KAISER DER OBDACHLOSEN

Ein sehr origineller Debütroman über einen obdachlosen ehemaligen Käpt’n zu See und einen depressiven Polizisten. Nachdem der Käpt’n zum Kaiser der Obdachlosen gewählt wird, beginnt die Besetzung einer Kirche, die in der Olympiade der Obdachlosen mündet. Wird das Experiment gelingen und alles gut?

An einem schönen Sommertag in einer mittelgroßen Stadt findet eine Wahl der besonderen Art statt. Die Wahl zum Kaiser der Obdachlosen, ausgetragen von der bunten Gruppe der wohnungslosen Bevölkerung der Stadt.
Mit dem Versprechen auf Obdach und Unterkunft gelingt es Gerhard, nach eigenen Angaben ehemaliger Käp‘tn zur See, die Abstimmung für sich zu entscheiden und seine Wählerschaft auf einen Weg zu führen, der in der Besetzung der Kirche mündet.
Zur gleichen Zeit befindet sich der Polizist Leopold Wührl in einer persönlichen und beruflichen Krise, in die ihn polizeidienstliche Anforderungen und gesellschaftliche Widersprüche führten.
Diese beiden Vertreter zweier doch sehr verschiedener gesellschaftlicher Subsysteme treffen kraft ihrer beruflichen Funktionen schlussendlich aufeinander und tragen die „Olympiade der Obdachlosen“ aus. Wer diese gewinnt, bestimmt den Ausgang der Kirchenbesetzung.

Fabian Wakolbingers gesellschaftskritische Erzählung mündet in der Erkenntnis, dass es in einem verpfuschten Leben, ob man nun Ordnungshüter oder Ordnungsbrecher ist, nur das gute Ende gibt, das man sich selbst ausdenkt.
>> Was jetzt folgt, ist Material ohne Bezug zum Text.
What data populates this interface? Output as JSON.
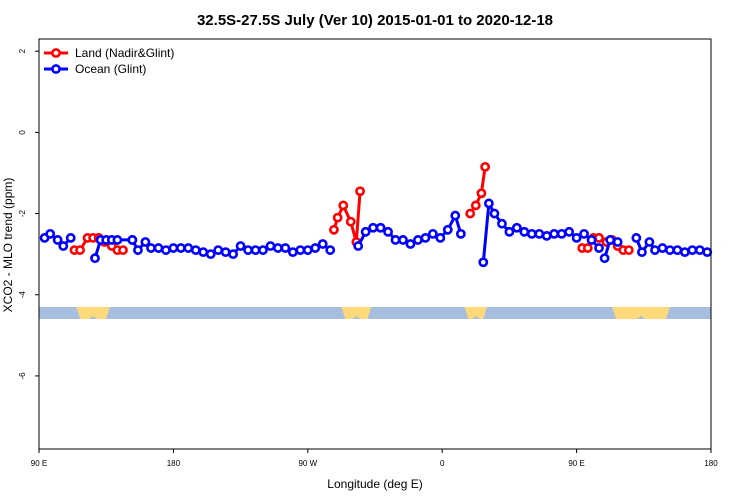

„Wir werden gehen, Herr Kommissar, das werden wir. Wir werden gehen, wenn Sie mich bezwingen, Sie als Vertreter von denen da draußen, Sie als Gesetzeshüter. Wenn Sie mich in einem Wettkampf nach unseren Regeln bezwingen, wenn Sie mich bezwingen, Herr Kommissar, in der Olympiade der Obdachlosen.“

Eigentlich würde man davon ausgehen, dass, wenn Obdachlose schon so etwas wie eine Regierung etablieren, sie dies nicht unbedingt auf monarchische Art und Weise tun. Wahrscheinlich ist das ein Vorurteil, aber es ist halt so ein Gefühl in der Magengrube. Monarchistische Obdachlose?
Irgendwie komisch. Passt nicht ganz. Denn so ziemlich alles, was wir über Obdachlose wissen, schneidet sich mit dem, was wir über Monarchen wissen, die bekanntlich Schloss- und Burgenbesitzer sind. Die einzige Gemeinsamkeit zwischen Obdachlosen und Monarchen, die sich intuitiv herstellen lässt, ist, dass keine der beiden Gruppen Normalarbeitsverhältnisse schätzt. Sonst gibt’s da nichts, was auch nur im Entferntesten nach Zusammenhang aussieht. Allerdings, komplett egal meine Meinung zu dieser Thematik, denn da die Geschichte in der Vergangenheit spielt, hat die Wahl zum Kaiser der Obdachlosen zwangsläufig bereits stattgefunden.
Also nicht weiter wertvolle Zeichen verlieren, auf zur eigentlichen Wahl. Zur Wahl zum Kaiser. Zum Kaiser der Obdachlosen. Auch wieder so ein komischer Widerspruch. Wahl zum Kaiser. Also wenn Wahl, dann eigentlich kein Kaiser, und wenn Kaiser, dann bitte keine Wahl. Aber erklär das mal dieser doch zum Teil bereits sehr angeheiterten Gruppe von aktiven und passiven Wählern aus dem Milieu, das ich bereits mit dem sehr verengenden und unzureichend ausdifferenzierenden Begriff der »Obdachlosen« zusammengefasst habe.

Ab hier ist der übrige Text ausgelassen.